Katarzyna Czech-Kruczek, wiceprzewodnicząca rady miasta z klubu Koalicji Obywatelskiej przypomina, że takie deklaracje pojawiały się już kilkukrotnie. Wcześniejsze zapowiedzi mówiły o wypłacie dodatków stażowych do końca trzeciego kwartału tego roku.
– Trudno w tym zakresie dać władzom miasta kredyt zaufania. Mam nadzieję, że decyzja zapadnie jeszcze w tym roku. Nie ulega wątpliwości, że w tej chwili jednak tych pieniędzy nie ma. Jest to niepokojące, bo co mają zrobić ci dyrektorzy, którym ta wypłata jak najbardziej się należy. Pamiętajmy, że taki stan rzeczy może doprowadzić do przedawnienia roszczeń i w konsekwencje eskalacji konfliktu. To z kolei może zakończyć się procesem sądowym dyrektorów instytucji kultury z władzami miasta – komentuje.

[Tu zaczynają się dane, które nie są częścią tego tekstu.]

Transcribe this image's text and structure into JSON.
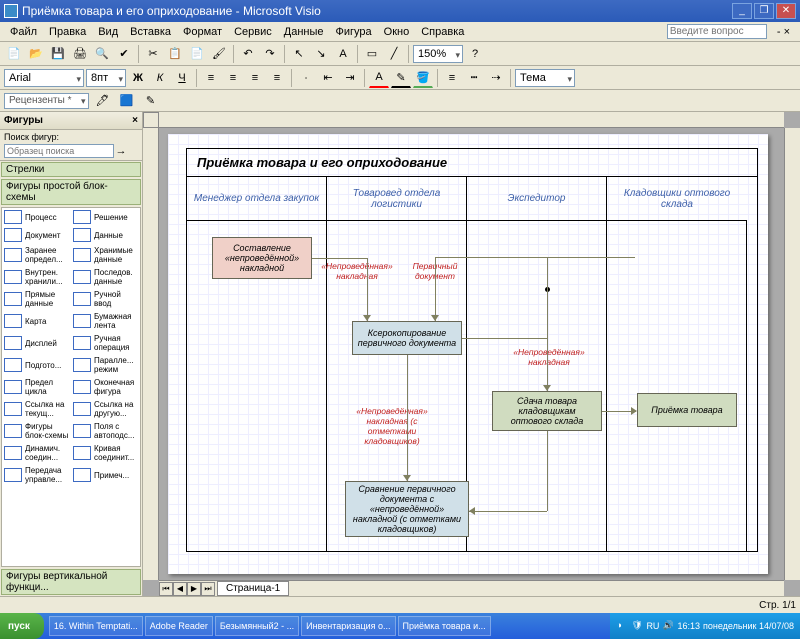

Kamil Suchański, przewodniczący klubu Bezpartyjni i Niezależni również jest przekonany, że działania urzędników narażają miasto na dodatkowe wydatki związane z obowiązkiem wypłaty zaległych wynagrodzeń.
– Pracownikom będą przysługiwały stosowne odsetki za zwłokę. Taki problem nie pojawiłby się w przypadku nagród uznaniowych, które spokojnie można było wypłacić później. Stąd prezydent miasta powinien w pierwszej kolejności zrealizować te roszczenia. Moim zdaniem jest to przejaw niegospodarności. Kolejną kwestią jest też to, że włodarz Kielc i podległe mu służby poprzez takie działania szargają dobre imię miasta. Bo jaki jest jego wizerunek, jeśli urząd nie chce lub ma poważne problemy z wypłatą wynagrodzeń swoim pracownikom. Jak o tym mieście mają myśleć inni kontrahenci. Uważam, że ekipę rządzącą miastem powinno się jak najszybciej zmienić – stwierdza.
Do zarzutów radnych odniósł się Marcin Chłodnicki, zastępca prezydenta Kielc odpowiedzialny za sportu, edukację i kulturę. Stwierdził, że Bogdan Wenta podjął decyzję, że wypłata dodatków stażowych ma nastąpić w czwartym kwartale tego roku. Z kolei skarbnik miasta, Marzena Bzymek dodała, że nagrody wypłacono z rezerwy prezydenta miasta. W przypadku dodatków stażowych ta suma może wynieść ponad 1 mln zł.
Radni podjęli również temat podwyżek dla pracowników Miejskiego Ośrodka Pomocy Rodzinie w Kielcach. Marcin Stępniewski z klubu Prawa i Sprawiedliwości wskazał, że do tej pory jedynie połowa pracowników otrzymała regulację uposażeń.
– Pracownicy szeroko pojętej pomocy społecznej już od wielu miesięcy domagają się podwyżek, a często ich wynagrodzenia są na poziomie płacy minimalnej lub niewiele wyższe. W ostatnich dniach odbyłem spotkanie z blisko setką pracowników pomocy społecznej. Przedstawili mi swoje problemy, a jest ich wiele. To nie tylko płace, ale też sposób traktowania zarówno instytucji, jak i ich pracowników po macoszemu – podkreśla.
Wiceprezydent Bożena Szczypiór zapowiedziała, że w najbliższym czasie zorganizowane zostanie spotkanie wszystkich zainteresowanych stron w celu znalezienia rozwiązania tej kwestii. Obecnie w miejskich instytucjach pomocowych pracuje około 1 tys. osób.